VÉHICULES ÉLECTRIQUES - De belles anciennes au cœur électrique
Article de Catherine Pacary
A Cassis, un pionnier du « rétrofit » transforme d’antiques Citroën 2 CV et Méhari en véhicules « zéro émission »
Cassis, son petit port de pêche, ses calanques, son cap Canaille… Sur les hauteurs de la ville des Bouches-du-Rhône, le cadre beaucoup moins glamour du Technoparc du Brégadan abrite une autre curiosité locale : les véhicules électriques du 2 CV Méhari Club.

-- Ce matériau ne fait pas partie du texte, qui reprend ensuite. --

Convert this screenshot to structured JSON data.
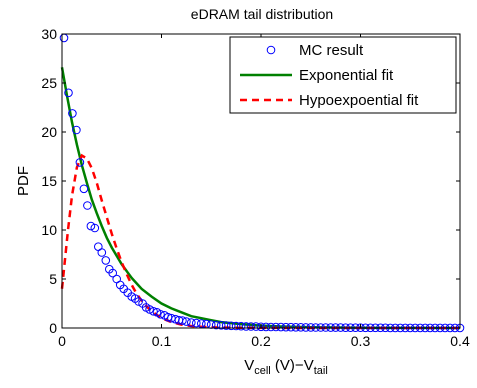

Cette entreprise réputée de longue date pour l’entretien et la rénovation de ces deux modèles Citroën patrimoniaux s’est convertie au « rétrofit ». Comprendre : adapter un moteur électrique à bord d’un véhicule ancien.
Administrativement parlant, les Méhari électriques, baptisées « Eden », sont des « quadricycles lourds de catégorie L7e », précise Julien Vagner, directeur général du 2 CV Méhari Club, repris avec son ami Stéphane Wimez il y a six ans. C’est sous ce statut qu’elles ont été produites et vendues à une cinquantaine d’exemplaires depuis trois ans, à une période où la conversion d’un modèle thermique en électrique ne pouvait faire l’objet d’une immatriculation en bonne et due forme, à moins d’être homologuée à l’étranger. Pour cette raison, les 2 CV dites « R-Fit » garées à côté et équipées d’un « kit » rétrofit sont des prototypes.
Le 3 avril, le décret du 13 mars 2020 encadrant et autorisant le rétrofit a été publié au Journal officiel. Désormais les véhicules essence ou diesel de plus de 5 ans, et les deux et trois-roues motorisés de plus de 3 ans, peuvent passer au 100 % électrique, à condition de respecter quelques règles comme le maintien d’un poids constant et le passage par un atelier homologué. Une dizaine de jeunes entreprises sont sur les rangs de ce micromarché, regroupées dans l’association Acteurs de l’industrie du rétrofit électrique (AIRe), dont Julien Vagner est vice-président et qui a mené un lobbying actif pour faire évoluer la législation.
« Et ça a la patate ? »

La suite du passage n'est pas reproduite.